Title :
Overcoming limitations of prefetching in multiprocessors by compiler-initiated coherence actions
Author :
Skeppstedt, Jonas
Author_Institution :
Dept. of Comput. Eng., Chalmers Univ. of Technol., Goteborg, Sweden
Abstract :
In this paper we first identify limitations of compiler-controlled prefetching in a CC-NUMA multiprocessor with a write-invalidate cache coherence protocol. Compiler-controlled prefetch techniques for CC-NUMAs often are focused only, on stride-accesses, and this introduces a major limitation. We consider combining prefetch with two other compiler-controlled techniques to partly remedy the situation: (1) load-exclusive to reduce write-latency and (2) store-update to reduce read-latency. The purpose of each of these techniques in a machine with prefetch is to let them reduce latency for accesses which the prefetch technique could not handle. We evaluate two different scenarios, firstly with a hybrid compiler/hardware prefetch technique and secondly with an optimal stride-prefetcher. We find that the combined gains under the hybrid prefetch technique are significant for six applications we have studied: in average, 71% of the original write-stall time remains after using the hybrid prefetcher, and of these ownership-requests, 60% would be eliminated using load-exclusive; in average, 68% of the read-stall time remains after using the hybrid prefetcher and of these read-misses, 34% were serviced by remote caches and would be converted by store-update into misses serviced by a clean copy in memory which reduces the read-latency.
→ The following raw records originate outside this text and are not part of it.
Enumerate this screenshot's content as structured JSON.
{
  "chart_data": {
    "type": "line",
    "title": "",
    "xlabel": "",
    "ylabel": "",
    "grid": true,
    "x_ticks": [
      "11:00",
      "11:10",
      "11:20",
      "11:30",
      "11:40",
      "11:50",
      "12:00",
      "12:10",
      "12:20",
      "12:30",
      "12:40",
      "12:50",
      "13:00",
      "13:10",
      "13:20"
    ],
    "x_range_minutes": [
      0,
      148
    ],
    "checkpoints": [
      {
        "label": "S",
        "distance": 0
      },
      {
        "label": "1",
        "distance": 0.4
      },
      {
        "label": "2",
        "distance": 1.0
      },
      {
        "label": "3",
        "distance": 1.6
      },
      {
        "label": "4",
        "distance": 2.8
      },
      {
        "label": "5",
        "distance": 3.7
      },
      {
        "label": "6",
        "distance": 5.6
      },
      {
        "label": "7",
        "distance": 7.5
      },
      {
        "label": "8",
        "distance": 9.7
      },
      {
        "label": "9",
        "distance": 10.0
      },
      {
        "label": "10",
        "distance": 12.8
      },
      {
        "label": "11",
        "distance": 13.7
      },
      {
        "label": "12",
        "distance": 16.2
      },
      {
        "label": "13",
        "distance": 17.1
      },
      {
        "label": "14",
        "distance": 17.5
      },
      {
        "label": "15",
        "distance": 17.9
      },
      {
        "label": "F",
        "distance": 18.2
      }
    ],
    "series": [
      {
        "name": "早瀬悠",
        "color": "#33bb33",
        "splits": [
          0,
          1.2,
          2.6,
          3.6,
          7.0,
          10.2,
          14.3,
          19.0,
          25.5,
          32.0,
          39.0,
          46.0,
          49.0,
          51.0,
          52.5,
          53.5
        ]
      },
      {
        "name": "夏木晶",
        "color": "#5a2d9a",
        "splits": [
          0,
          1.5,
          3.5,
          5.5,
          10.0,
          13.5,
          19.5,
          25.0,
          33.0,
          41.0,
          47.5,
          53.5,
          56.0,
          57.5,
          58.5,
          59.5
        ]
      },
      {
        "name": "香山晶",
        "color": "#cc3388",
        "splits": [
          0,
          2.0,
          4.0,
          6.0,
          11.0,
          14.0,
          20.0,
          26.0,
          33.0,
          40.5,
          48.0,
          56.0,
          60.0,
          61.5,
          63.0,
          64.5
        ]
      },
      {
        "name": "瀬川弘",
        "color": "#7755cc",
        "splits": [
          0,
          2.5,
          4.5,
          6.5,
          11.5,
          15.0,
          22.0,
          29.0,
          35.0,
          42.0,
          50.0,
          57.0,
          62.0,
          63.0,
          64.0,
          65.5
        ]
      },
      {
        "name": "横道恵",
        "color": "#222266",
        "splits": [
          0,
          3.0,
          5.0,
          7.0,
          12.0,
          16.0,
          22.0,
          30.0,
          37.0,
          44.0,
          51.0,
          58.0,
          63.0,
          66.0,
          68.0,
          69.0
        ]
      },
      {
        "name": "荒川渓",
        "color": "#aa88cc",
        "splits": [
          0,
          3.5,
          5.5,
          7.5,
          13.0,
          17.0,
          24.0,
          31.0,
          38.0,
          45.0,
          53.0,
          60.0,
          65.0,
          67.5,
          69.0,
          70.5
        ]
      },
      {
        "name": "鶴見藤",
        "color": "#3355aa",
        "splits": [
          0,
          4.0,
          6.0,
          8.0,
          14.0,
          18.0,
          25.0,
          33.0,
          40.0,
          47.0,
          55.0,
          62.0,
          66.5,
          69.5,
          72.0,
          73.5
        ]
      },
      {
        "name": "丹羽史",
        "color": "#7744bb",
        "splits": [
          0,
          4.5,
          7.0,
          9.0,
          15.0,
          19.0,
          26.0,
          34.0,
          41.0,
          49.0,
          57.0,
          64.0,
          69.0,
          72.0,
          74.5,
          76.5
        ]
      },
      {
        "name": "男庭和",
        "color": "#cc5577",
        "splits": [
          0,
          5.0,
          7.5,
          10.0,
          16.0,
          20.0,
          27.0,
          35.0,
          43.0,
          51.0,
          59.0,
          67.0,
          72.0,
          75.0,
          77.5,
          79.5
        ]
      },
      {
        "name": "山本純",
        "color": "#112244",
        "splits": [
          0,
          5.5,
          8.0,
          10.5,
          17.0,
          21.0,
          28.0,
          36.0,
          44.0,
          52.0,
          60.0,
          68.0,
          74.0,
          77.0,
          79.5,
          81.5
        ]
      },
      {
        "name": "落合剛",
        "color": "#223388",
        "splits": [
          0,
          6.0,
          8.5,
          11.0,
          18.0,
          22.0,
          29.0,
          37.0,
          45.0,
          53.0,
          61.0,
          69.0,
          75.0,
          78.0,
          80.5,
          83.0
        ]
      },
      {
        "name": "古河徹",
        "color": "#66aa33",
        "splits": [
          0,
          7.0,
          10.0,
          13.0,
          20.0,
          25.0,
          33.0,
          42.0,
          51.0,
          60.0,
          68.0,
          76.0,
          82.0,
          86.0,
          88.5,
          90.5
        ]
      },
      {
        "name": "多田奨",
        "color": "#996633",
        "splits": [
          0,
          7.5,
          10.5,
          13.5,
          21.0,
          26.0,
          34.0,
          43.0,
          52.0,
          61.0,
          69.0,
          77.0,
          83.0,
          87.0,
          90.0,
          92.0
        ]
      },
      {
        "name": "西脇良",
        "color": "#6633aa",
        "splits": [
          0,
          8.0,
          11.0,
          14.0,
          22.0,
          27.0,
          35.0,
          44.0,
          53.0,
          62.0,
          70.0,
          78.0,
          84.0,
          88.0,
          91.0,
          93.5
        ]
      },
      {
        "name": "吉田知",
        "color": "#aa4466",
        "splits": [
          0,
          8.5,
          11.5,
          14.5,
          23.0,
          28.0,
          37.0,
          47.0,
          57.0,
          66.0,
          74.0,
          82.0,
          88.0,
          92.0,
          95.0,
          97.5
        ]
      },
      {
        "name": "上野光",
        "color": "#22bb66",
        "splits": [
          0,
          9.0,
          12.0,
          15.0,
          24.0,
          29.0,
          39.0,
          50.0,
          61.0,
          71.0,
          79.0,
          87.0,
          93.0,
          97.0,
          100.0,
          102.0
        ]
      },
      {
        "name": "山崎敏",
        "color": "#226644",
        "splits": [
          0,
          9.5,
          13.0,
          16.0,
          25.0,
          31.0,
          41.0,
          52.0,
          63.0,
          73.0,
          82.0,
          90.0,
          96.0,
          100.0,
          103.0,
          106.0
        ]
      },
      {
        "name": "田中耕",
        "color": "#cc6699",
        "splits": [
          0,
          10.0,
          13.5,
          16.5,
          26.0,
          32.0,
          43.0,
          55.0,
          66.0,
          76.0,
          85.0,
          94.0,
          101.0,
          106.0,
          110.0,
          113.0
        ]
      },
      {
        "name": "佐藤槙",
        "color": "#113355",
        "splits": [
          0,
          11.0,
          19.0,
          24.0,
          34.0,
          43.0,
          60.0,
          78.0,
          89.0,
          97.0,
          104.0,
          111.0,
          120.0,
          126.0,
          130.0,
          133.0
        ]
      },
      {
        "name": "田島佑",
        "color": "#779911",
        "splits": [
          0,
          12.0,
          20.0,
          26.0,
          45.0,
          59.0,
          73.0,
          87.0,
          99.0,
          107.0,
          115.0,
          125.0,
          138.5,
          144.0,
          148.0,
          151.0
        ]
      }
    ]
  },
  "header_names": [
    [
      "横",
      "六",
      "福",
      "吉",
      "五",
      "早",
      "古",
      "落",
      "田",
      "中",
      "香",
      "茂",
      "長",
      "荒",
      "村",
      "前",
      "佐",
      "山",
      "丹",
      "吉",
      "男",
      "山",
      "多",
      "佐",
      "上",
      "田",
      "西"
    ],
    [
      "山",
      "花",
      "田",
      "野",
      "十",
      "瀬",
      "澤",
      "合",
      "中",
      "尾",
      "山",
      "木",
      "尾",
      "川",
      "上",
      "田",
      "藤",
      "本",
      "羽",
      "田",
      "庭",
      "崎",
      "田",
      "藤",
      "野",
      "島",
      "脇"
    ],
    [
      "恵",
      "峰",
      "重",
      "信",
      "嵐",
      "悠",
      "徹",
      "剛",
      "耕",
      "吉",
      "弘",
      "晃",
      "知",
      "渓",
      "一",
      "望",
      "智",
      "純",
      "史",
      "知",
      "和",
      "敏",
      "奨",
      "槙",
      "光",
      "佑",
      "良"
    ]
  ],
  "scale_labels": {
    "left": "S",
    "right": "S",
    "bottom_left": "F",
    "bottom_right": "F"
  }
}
With an optimal stride-prefetcher our results show that it beneficient to complement prefetch, with the two techniques here as well
Keywords :
memory architecture; parallel architectures; program compilers; storage management; CC-NUMA multiprocessor; compiler-analysis; compiler-controlled prefetching; compiler-initiated coherence; memory access latency reduction; migratory sharing; multiprocessors; prefetch; prefetching; read-latency; read-stall time; write-latency; Delay; Prefetching; Protocols; Read-write memory; Scalability;
Conference_Titel :
Parallel Architectures and Compilation Techniques., 1997. Proceedings., 1997 International Conference on
Conference_Location :
San Francisco, CA
Print_ISBN :
0-8186-8090-3
DOI :
10.1109/PACT.1997.644023